From Software Vendor to Business AI Company
SAP used its Sapphire keynote to ask a pointed question: will it remain a software company? The answer came from its own technology: SAP is repositioning itself as a business AI company built around an autonomous enterprise AI stack. Instead of treating AI as another feature on top of ERP, SAP introduced the Autonomous Suite, a new control layer that sits above applications, data, process logic, and execution. At the core is a governed business data and context model designed to give enterprise AI agents a single source of truth spanning processes, master data, policies, and transactions. SAP argues that no AI agent can compensate for fragmented or inconsistent data, so it is extending its business data layer across both SAP and non‑SAP estates. The strategic shift is clear: SAP wants to orchestrate how AI and humans work together across finance, supply chain, HR, and customer workflows.

Joule Studio 2.0 Becomes the Factory for Enterprise AI Agents
Within the Autonomous Suite, Joule Studio 2.0 is positioned as SAP’s factory for building and managing enterprise AI agents. SAP’s CTO showcased how Joule Studio can identify business issues—such as pricing and purchasing gaps with a projected margin impact in the tens of millions—and then automatically propose, specify, and design new agents to address them. The new managed version of Joule Studio eliminates much of the infrastructure overhead: SAP now runs the environment end‑to‑end, so customers don’t have to configure runtimes or size compute. On the tooling side, the platform adds support for developer‑favoured tools like Cursor and Claude Code, alongside frameworks such as AutoGen and LlamaIndex, reflecting SAP’s open strategy toward autonomous enterprise AI. Agent‑to‑agent connectivity also improves with a bidirectional A2A protocol, allowing third‑party agents to call Joule Agents inside enterprise processes.
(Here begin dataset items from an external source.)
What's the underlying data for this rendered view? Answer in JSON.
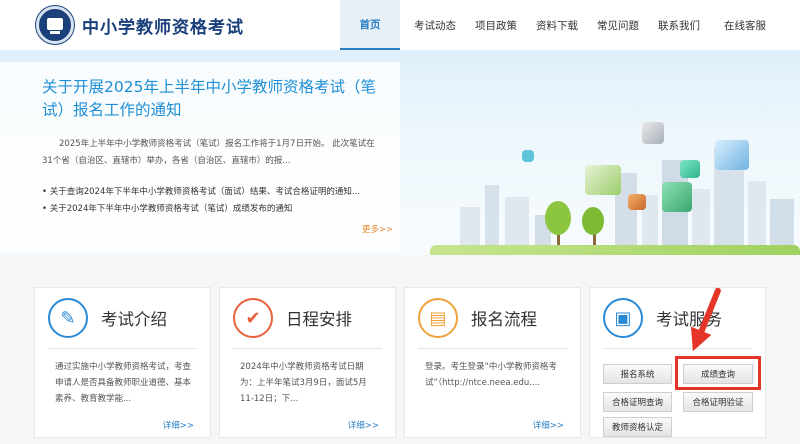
{
  "header": {
    "site_title": "中小学教师资格考试",
    "nav": [
      "首页",
      "考试动态",
      "项目政策",
      "资料下载",
      "常见问题",
      "联系我们",
      "在线客服"
    ]
  },
  "banner": {
    "title": "关于开展2025年上半年中小学教师资格考试（笔试）报名工作的通知",
    "summary": "2025年上半年中小学教师资格考试（笔试）报名工作将于1月7日开始。 此次笔试在31个省（自治区、直辖市）举办，各省（自治区、直辖市）的报...",
    "links": [
      "关于查询2024年下半年中小学教师资格考试（面试）结果、考试合格证明的通知...",
      "关于2024年下半年中小学教师资格考试（笔试）成绩发布的通知"
    ],
    "more": "更多>>"
  },
  "cards": [
    {
      "title": "考试介绍",
      "text": "通过实施中小学教师资格考试，考查申请人是否具备教师职业道德、基本素养、教育教学能...",
      "more": "详细>>",
      "icon": "exam-intro-icon"
    },
    {
      "title": "日程安排",
      "text": "2024年中小学教师资格考试日期为：上半年笔试3月9日，面试5月11-12日；下...",
      "more": "详细>>",
      "icon": "schedule-check-icon"
    },
    {
      "title": "报名流程",
      "text": "登录。考生登录“中小学教师资格考试”（http://ntce.neea.edu....",
      "more": "详细>>",
      "icon": "registration-flow-icon"
    },
    {
      "title": "考试服务",
      "icon": "exam-service-icon"
    }
  ],
  "services": {
    "register_system": "报名系统",
    "score_query": "成绩查询",
    "cert_query": "合格证明查询",
    "cert_verify": "合格证明验证",
    "qualification": "教师资格认定"
  },
  "colors": {
    "brand": "#1a3f7a",
    "link": "#1f8fd6",
    "highlight": "#e53528"
  }
}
This makes Joule Studio 2.0 a central hub for designing outcome‑driven automation rather than isolated copilots.

AI Agent Hub and NVIDIA Partnership Reinforce Governance and Trust
As enterprises accumulate hundreds of AI agents from multiple vendors, SAP is targeting the emerging problem of AI agent sprawl with its AI Agent Hub. Initially tied to SAP LeanIX, the hub now operates as a vendor‑agnostic command center that inventories and governs AI agents, large language models, and Model Context Protocol servers—regardless of where they were built. The goal is to give IT and security teams a single control plane, complete with auditability, instead of fragmented oversight. SAP’s collaboration with NVIDIA reinforces this AI agent governance strategy. By embedding NVIDIA’s OpenShell runtime into the SAP Business AI Platform, SAP introduces isolated execution environments, policy enforcement at file system and network layers, and infrastructure‑level containment for every agent, including those created in Joule Studio. Together, AI Agent Hub and OpenShell form a governance and security stack that aims to make autonomous enterprise AI trustworthy enough for production‑grade operations.
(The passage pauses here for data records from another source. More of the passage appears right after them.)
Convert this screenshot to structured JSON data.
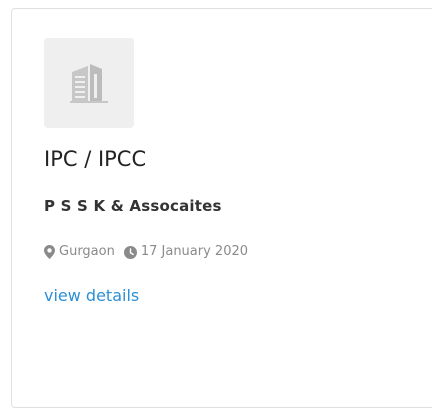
{
  "listing": {
    "title": "IPC / IPCC",
    "company": "P S S K & Assocaites",
    "location": "Gurgaon",
    "date": "17 January 2020",
    "details_link": "view details"
  },
  "icons": {
    "logo": "building-icon",
    "location": "map-marker-icon",
    "date": "clock-icon"
  },
  "colors": {
    "link": "#2b8fd6",
    "meta_text": "#8a8a8a",
    "logo_bg": "#efefef"
  }
}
Physical AI in the Warehouse: Autonomous Robots Meet SAP Logistics
SAP’s vision for an autonomous enterprise extends beyond digital workflows into physical operations. In collaboration with robotics software company Cyberwave, SAP has deployed fully autonomous AI‑powered robots inside an active logistics warehouse in St. Leon‑Rot. Integrated with SAP Logistics Management and SAP’s Embodied AI Service, these robots handle box folding, packaging, and shipping tasks without human tele‑operation. Cyberwave’s platform combines Vision‑Language‑Action models with reinforcement learning, enabling robots to adapt to changing objects, layouts, and workflows while cutting training times from weeks to hours. SAP’s logistics platform provides the digital backbone, translating warehouse tasks into robot commands via SAP Business Technology Platform and Cyberwave’s orchestration stack. This deployment demonstrates how SAP’s autonomous enterprise AI strategy can drive real‑world execution, showing that agents are not just copilots for knowledge workers but also decision‑making systems that coordinate physical automation in live operations.
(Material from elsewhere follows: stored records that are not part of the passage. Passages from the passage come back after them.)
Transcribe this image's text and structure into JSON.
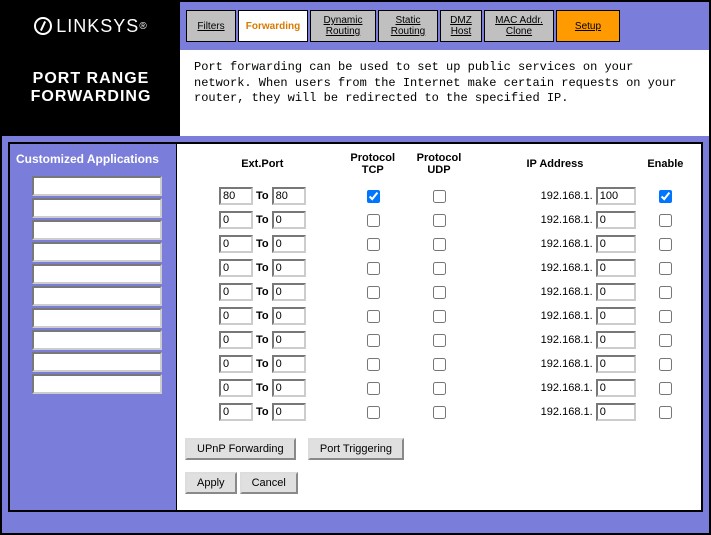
{
  "logo": "LINKSYS",
  "tabs": {
    "filters": "Filters",
    "forwarding": "Forwarding",
    "dynamic_routing": "Dynamic\nRouting",
    "static_routing": "Static\nRouting",
    "dmz_host": "DMZ\nHost",
    "mac_clone": "MAC Addr.\nClone",
    "setup": "Setup"
  },
  "page_title": "PORT RANGE FORWARDING",
  "description": "Port forwarding can be used to set up public services on your network. When users from the Internet make certain requests on your router, they will be redirected to the specified IP.",
  "left_header": "Customized Applications",
  "columns": {
    "ext_port": "Ext.Port",
    "tcp": "Protocol TCP",
    "udp": "Protocol UDP",
    "ip": "IP Address",
    "enable": "Enable"
  },
  "to_label": "To",
  "ip_prefix": "192.168.1.",
  "rows": [
    {
      "app": "",
      "from": "80",
      "to": "80",
      "tcp": true,
      "udp": false,
      "ip": "100",
      "enable": true
    },
    {
      "app": "",
      "from": "0",
      "to": "0",
      "tcp": false,
      "udp": false,
      "ip": "0",
      "enable": false
    },
    {
      "app": "",
      "from": "0",
      "to": "0",
      "tcp": false,
      "udp": false,
      "ip": "0",
      "enable": false
    },
    {
      "app": "",
      "from": "0",
      "to": "0",
      "tcp": false,
      "udp": false,
      "ip": "0",
      "enable": false
    },
    {
      "app": "",
      "from": "0",
      "to": "0",
      "tcp": false,
      "udp": false,
      "ip": "0",
      "enable": false
    },
    {
      "app": "",
      "from": "0",
      "to": "0",
      "tcp": false,
      "udp": false,
      "ip": "0",
      "enable": false
    },
    {
      "app": "",
      "from": "0",
      "to": "0",
      "tcp": false,
      "udp": false,
      "ip": "0",
      "enable": false
    },
    {
      "app": "",
      "from": "0",
      "to": "0",
      "tcp": false,
      "udp": false,
      "ip": "0",
      "enable": false
    },
    {
      "app": "",
      "from": "0",
      "to": "0",
      "tcp": false,
      "udp": false,
      "ip": "0",
      "enable": false
    },
    {
      "app": "",
      "from": "0",
      "to": "0",
      "tcp": false,
      "udp": false,
      "ip": "0",
      "enable": false
    }
  ],
  "buttons": {
    "upnp": "UPnP Forwarding",
    "port_trig": "Port Triggering",
    "apply": "Apply",
    "cancel": "Cancel"
  }
}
From Fragmented Copilots to Orchestrated Customer Experience Systems
SAP is also reframing customer experience around orchestrated, outcome‑driven AI systems rather than a collection of role‑specific copilots. New CX products unveiled alongside the Autonomous Suite position AI as a system of execution that spans marketing, commerce, sales, and service. Instead of forcing teams to juggle multiple assistants—each tuned to narrow tasks and data sets—SAP aims to coordinate AI agents behind a unified data foundation. According to its CX leadership, brands should focus on connecting the right agents around a shared source of truth, not deploying more point solutions. Users should be able to specify the outcome they want, such as launching a campaign or resolving an order issue, and let SAP Business AI handle coordination across agents and systems. This approach aligns with the broader Autonomous Suite strategy: replace fragmented copilots with governed enterprise AI agents that execute end‑to‑end journeys and deliver consistent customer experiences.